Sri Lanka has reached a staff-level agreement (formal arrangement) with the IMF that promises access to 29 billion dollar over a 4-year period.
What is the case with Sri Lanka?
Sri Lanka’s economic crisis- Sri Lanka’s economic situation has worsened with 51 billion dollars of external debt.
So, the country has reached an agreement with IMF to access credit under IMF’s Extended Finance Facility.
Conditions- It comes with a host of conditions varying from
Raising fiscal revenue
Reducing corruption vulnerabilities
Safeguarding financial stability
Persuading the country’s multiple creditors to restructure and reschedule past debt
Significance- The agreement is a step towards convincing foreign creditors and investors to return to the country.
Steps taken- The Central Bank has
Floated the rupee
Raised interest rates sharply
Increased electricity tariffs and fuel prices
Restored tax cuts
What are the challenges?
The outstanding long-term debt had risen from 26.2 billion dollar from 2012 to 46 billion dollar in 2022.
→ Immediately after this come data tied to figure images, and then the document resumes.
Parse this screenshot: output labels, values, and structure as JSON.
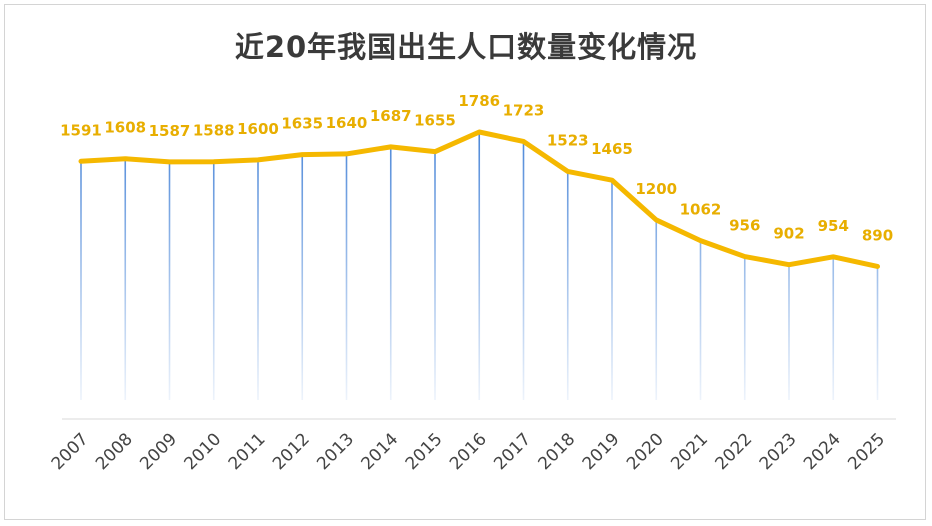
{
  "chart_data": {
    "type": "line",
    "title": "近20年我国出生人口数量变化情况",
    "categories": [
      "2007",
      "2008",
      "2009",
      "2010",
      "2011",
      "2012",
      "2013",
      "2014",
      "2015",
      "2016",
      "2017",
      "2018",
      "2019",
      "2020",
      "2021",
      "2022",
      "2023",
      "2024",
      "2025"
    ],
    "series": [
      {
        "values": [
          1591,
          1608,
          1587,
          1588,
          1600,
          1635,
          1640,
          1687,
          1655,
          1786,
          1723,
          1523,
          1465,
          1200,
          1062,
          956,
          902,
          954,
          890
        ]
      }
    ],
    "ylim": [
      0,
      2000
    ],
    "grid": false,
    "legend": "none",
    "colors": {
      "line": "#F5B800",
      "label": "#E8AE00",
      "drop_line": "#4A86D8",
      "axis": "#d9d9d9"
    }
  }
}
The share of private creditors had risen to 37%.
The bondholders in private credit had risen to 84%.
Private bondholders would be less willing to accept any deal that requires them to take some losses.
Talks with International Sovereign Bond (ISB) holders is a more complex exercise, with geopolitical dimensions.
How can Sri Lanka’s crisis be compared with other countries?
Similiarities- Private long-term external debt outstanding of countries identified by the World Bank belonging to the low and middle income category more than doubled from 2012 to 2020.
The share of bondholders in that debt rose from 63% in 2013 to 80% in 2020.
Differences- The variation is based on bond-based borrowing by government in the different regions.
Overall, the share of governments in foreign currency bond issues across emerging market and developing economies (EMDEs) has fallen between 2002 and 2021.
The fall has been largely driven by declines in developing Europe and Latin America and the Caribbean.
The share of government issuance has risen in Africa and the Middle East and in developing Asian and the Pacific.
But foreign currency bonds may not be the best channel to mobilise resources as foreign borrowing requires debt service commitments to be covered in foreign currency.
Increased dependence of less developed nations on sovereign bondholders has not only contributed to a debt crisis but made resolution near impossible.